Checklist for Success
Think you have what it takes to buy a distressed property and turn it around? Multi-unit franchisees John Metz (Denny's), David Ostrowe (Burger King), Don Rottinghaus (Subway), and Lyndon Johnson (Church's Chicken) gave us some insight into how they evaluate deals. Review this checklist before you get started.
- Mystery shop the unit. There's no better way to get a sense of what's right, and what's wrong, with the place.
- Look at the market. "Does the brand have relevance and a customer base in that market?" asks Johnson. Do the demographics still match up with the product?
- Is it in your "zone of expertise"? Stay in your field of knowledge. "I know I can't cut hair," says Ostrowe, "so I don't look at hair salons."
- How old is the unit? "This is a long-term decision and you may be in for some serious renovations," says Johnson. Unfortunately, sometimes you won't know the hidden costs until after the purchase.
- Proceed with caution. "I once had a guy try to sell me a unit with a burned-out kitchen," says Rottinghaus.
- Review the unit's customer surveys.
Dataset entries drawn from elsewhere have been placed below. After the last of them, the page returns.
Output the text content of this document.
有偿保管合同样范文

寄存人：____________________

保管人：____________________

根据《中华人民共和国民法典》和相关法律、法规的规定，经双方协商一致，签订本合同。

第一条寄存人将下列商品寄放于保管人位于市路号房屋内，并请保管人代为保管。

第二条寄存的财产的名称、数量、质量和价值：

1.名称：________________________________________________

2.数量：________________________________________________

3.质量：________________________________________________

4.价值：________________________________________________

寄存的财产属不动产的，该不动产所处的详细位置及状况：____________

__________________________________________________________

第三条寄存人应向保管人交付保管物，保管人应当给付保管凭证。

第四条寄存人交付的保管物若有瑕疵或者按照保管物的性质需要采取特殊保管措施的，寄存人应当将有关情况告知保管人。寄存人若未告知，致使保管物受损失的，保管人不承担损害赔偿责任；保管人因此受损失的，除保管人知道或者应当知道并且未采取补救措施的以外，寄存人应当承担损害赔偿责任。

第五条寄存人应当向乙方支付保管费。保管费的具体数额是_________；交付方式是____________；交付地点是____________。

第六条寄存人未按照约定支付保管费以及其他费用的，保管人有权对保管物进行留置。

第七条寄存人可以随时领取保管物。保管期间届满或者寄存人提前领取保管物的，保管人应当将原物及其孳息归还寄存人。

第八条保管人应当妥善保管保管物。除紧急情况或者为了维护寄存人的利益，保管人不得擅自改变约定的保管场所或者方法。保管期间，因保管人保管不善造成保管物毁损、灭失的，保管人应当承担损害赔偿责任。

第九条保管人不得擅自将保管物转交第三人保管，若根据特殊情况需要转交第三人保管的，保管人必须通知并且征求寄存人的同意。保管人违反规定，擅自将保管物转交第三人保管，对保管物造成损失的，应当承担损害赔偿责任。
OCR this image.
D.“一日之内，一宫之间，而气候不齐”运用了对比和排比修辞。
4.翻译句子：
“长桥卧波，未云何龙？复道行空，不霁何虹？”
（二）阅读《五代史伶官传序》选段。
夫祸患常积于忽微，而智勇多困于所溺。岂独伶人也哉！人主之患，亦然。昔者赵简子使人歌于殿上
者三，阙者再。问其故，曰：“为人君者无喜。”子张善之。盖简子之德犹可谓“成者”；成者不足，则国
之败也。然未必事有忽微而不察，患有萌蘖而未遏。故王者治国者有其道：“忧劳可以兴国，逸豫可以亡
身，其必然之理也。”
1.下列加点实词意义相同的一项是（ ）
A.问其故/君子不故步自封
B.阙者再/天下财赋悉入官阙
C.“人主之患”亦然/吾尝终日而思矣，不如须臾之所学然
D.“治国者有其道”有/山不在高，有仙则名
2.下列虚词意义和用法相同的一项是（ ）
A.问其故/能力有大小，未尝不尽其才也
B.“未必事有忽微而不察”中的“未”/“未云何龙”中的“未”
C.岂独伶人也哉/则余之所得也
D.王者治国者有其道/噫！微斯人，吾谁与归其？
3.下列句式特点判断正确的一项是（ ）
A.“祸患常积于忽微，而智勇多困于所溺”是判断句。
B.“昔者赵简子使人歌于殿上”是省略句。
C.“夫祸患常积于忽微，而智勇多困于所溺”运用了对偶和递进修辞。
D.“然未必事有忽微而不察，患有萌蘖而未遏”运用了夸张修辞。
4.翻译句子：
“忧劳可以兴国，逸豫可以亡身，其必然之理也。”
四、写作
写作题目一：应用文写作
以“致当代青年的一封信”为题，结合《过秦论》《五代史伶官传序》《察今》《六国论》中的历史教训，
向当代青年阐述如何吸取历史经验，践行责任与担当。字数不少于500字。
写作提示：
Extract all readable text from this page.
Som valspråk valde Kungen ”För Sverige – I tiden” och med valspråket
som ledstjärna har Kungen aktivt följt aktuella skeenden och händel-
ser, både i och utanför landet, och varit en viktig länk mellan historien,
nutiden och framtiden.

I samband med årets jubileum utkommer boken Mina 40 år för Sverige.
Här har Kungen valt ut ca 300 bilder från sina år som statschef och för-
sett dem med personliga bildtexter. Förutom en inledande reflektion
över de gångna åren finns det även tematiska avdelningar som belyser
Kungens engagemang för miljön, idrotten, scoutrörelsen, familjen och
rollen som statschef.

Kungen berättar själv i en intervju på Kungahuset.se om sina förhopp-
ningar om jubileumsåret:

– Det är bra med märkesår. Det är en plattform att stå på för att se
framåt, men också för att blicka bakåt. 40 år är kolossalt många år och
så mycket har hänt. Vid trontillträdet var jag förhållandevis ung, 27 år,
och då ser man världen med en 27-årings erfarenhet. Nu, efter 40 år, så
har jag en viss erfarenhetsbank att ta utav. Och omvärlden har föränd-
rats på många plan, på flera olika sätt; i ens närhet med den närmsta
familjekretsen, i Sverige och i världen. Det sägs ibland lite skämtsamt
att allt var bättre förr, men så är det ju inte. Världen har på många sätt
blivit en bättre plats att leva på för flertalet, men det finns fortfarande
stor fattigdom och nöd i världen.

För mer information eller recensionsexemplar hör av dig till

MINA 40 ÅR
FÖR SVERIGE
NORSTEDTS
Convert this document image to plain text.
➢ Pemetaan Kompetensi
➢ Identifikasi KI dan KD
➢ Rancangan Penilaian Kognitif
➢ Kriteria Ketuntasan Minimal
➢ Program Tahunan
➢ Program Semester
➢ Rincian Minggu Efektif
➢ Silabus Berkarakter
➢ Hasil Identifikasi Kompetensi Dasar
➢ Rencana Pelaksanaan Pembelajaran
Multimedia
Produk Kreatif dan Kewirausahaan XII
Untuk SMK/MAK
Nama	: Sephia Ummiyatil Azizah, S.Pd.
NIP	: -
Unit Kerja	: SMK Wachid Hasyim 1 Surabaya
You can pick up critical data here.
- How involved was the previous owner/operator? "Did he live in the area or manage from afar?" asks Ostrowe.
- Review financials and sales information whenever and wherever you can. "When considering taking over a poor performer, the first thing I want to know is what are their sales?" says Ostrowe.
- Don't over-leverage or bite off more than you can chew. It's going to take money, people, and time to turn a distressed store around. "We only do one turnaround unit at a time," says Metz.
- Don't be afraid to walk away from the deal. Stick to your price. "Determine what you will pay and don't budge," says Johnson.
- Keep all deals in perspective. "Don't drink your own Kool-Aid," says Ostrowe. "None of us is invincible." Retain a healthy dose of humility.